The partial border closure by the Nigerian government has put the last laugh on the faces of rice farmers as the price of rice in the international market has skyrocketed due to Coronavirus pandemic. (Reuters: https://cutt.ly/thairice)
Recent media reports reveal that the rise in prices is due to expectations of higher demand for Thai rice after top rice exporters like India and Vietnam both face export disruptions of the strategic staple food due to the outbreak of the coronavirus disease (COVID-19). (Reuters https://cutt.ly/indianrice)
Due to the Coronavirus pandemic, rice-producing nations like Thailand, India and Vietnam are stockpiling agricultural commodities, which translates to tremendous advantage to Nigerian rice farmers as the commodities may likely not get to Nigeria through import apart from the fact that efforts are on to meet the increasing demand for the staple in the country. (CNBC: https://cutt.ly/corofood)
It is on record that Asia produces 90% of the world’s rice supply and consumes the same amount.
In a chat with the Economic Confidential on this development, the National Chairman of Rice Processors Association of Nigeria (RIPAN), Alhaji Mohammed Abubakar Maifata said the rice farmers and millers and other processors have been vindicated and that all that they told the government have come to pass.
Maifata said: “We are also aware that in some of the Asian countries including India, rice traders have stopped signing new export contracts as labour shortages and logistical disruptions hamper the delivery of existing contracts, according to reports citing industry officials. The Vietnamese government has also put in export curbs.”
He said their advice to the Nigerian government to close the borders has yielded the desired results, adding that the percentage of foreign rice smuggled into the country through land borders has reduced drastically and will hit the zero level.
“I can confidently tell you that the level of smuggling foreign rice will soon come down to zero level while the local farmers have the capacity to fill the gap conveniently.

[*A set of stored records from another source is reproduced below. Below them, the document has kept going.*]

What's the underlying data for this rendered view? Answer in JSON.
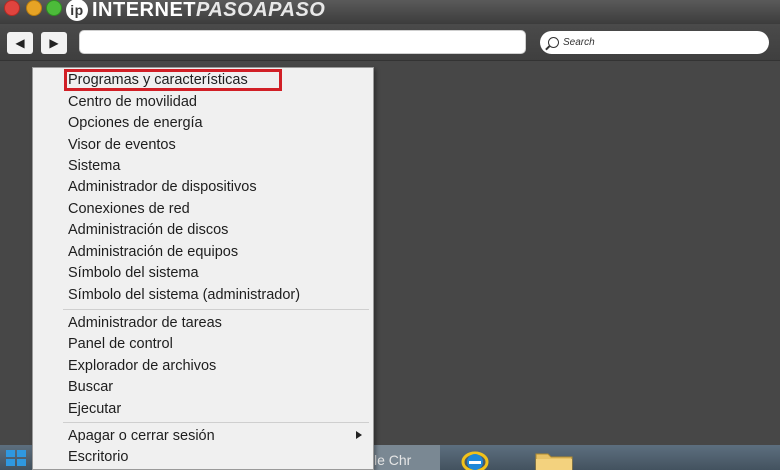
{
  "browser": {
    "logo_text_main": "INTERNET",
    "logo_text_accent": "PASOAPASO",
    "logo_badge": "ip",
    "back_icon": "triangle-left-icon",
    "forward_icon": "triangle-right-icon",
    "search_placeholder": "Search"
  },
  "menu": {
    "items": [
      {
        "label": "Programas y características"
      },
      {
        "label": "Centro de movilidad"
      },
      {
        "label": "Opciones de energía"
      },
      {
        "label": "Visor de eventos"
      },
      {
        "label": "Sistema"
      },
      {
        "label": "Administrador de dispositivos"
      },
      {
        "label": "Conexiones de red"
      },
      {
        "label": "Administración de discos"
      },
      {
        "label": "Administración de equipos"
      },
      {
        "label": "Símbolo del sistema"
      },
      {
        "label": "Símbolo del sistema (administrador)"
      },
      {
        "label": "Administrador de tareas"
      },
      {
        "label": "Panel de control"
      },
      {
        "label": "Explorador de archivos"
      },
      {
        "label": "Buscar"
      },
      {
        "label": "Ejecutar"
      },
      {
        "label": "Apagar o cerrar sesión"
      },
      {
        "label": "Escritorio"
      }
    ],
    "highlight_color": "#d11f26"
  },
  "taskbar": {
    "chrome_label": "le Chr",
    "accent": "#2f98e0"
  }
}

“As far as I am concerned, we can meet the local demand for rice, apart from the fact that the development has helped our local processing industry to work at full capacity and the farmers are able to sell all what they produce, and this has encouraged many more farmers to join rice farming”, he said.
When contacted, the spokesperson of the Nigeria Customs Service, Joseph Attah, said for now the borders are closed and rice seizures have continued unabated for smugglers of the commodity and no more breathing space for them.
“We are glad that our rice farmers, processors and millers are doing very well in mass food production as they are daily smiling to the banks and our operations have been successful so far”, he said.
Attah further urged the major stakeholders to join in the campaign against the deadly activities of smugglers through advocacy and sensitizations that will lead to attitudinal changes on the part of the smugglers.”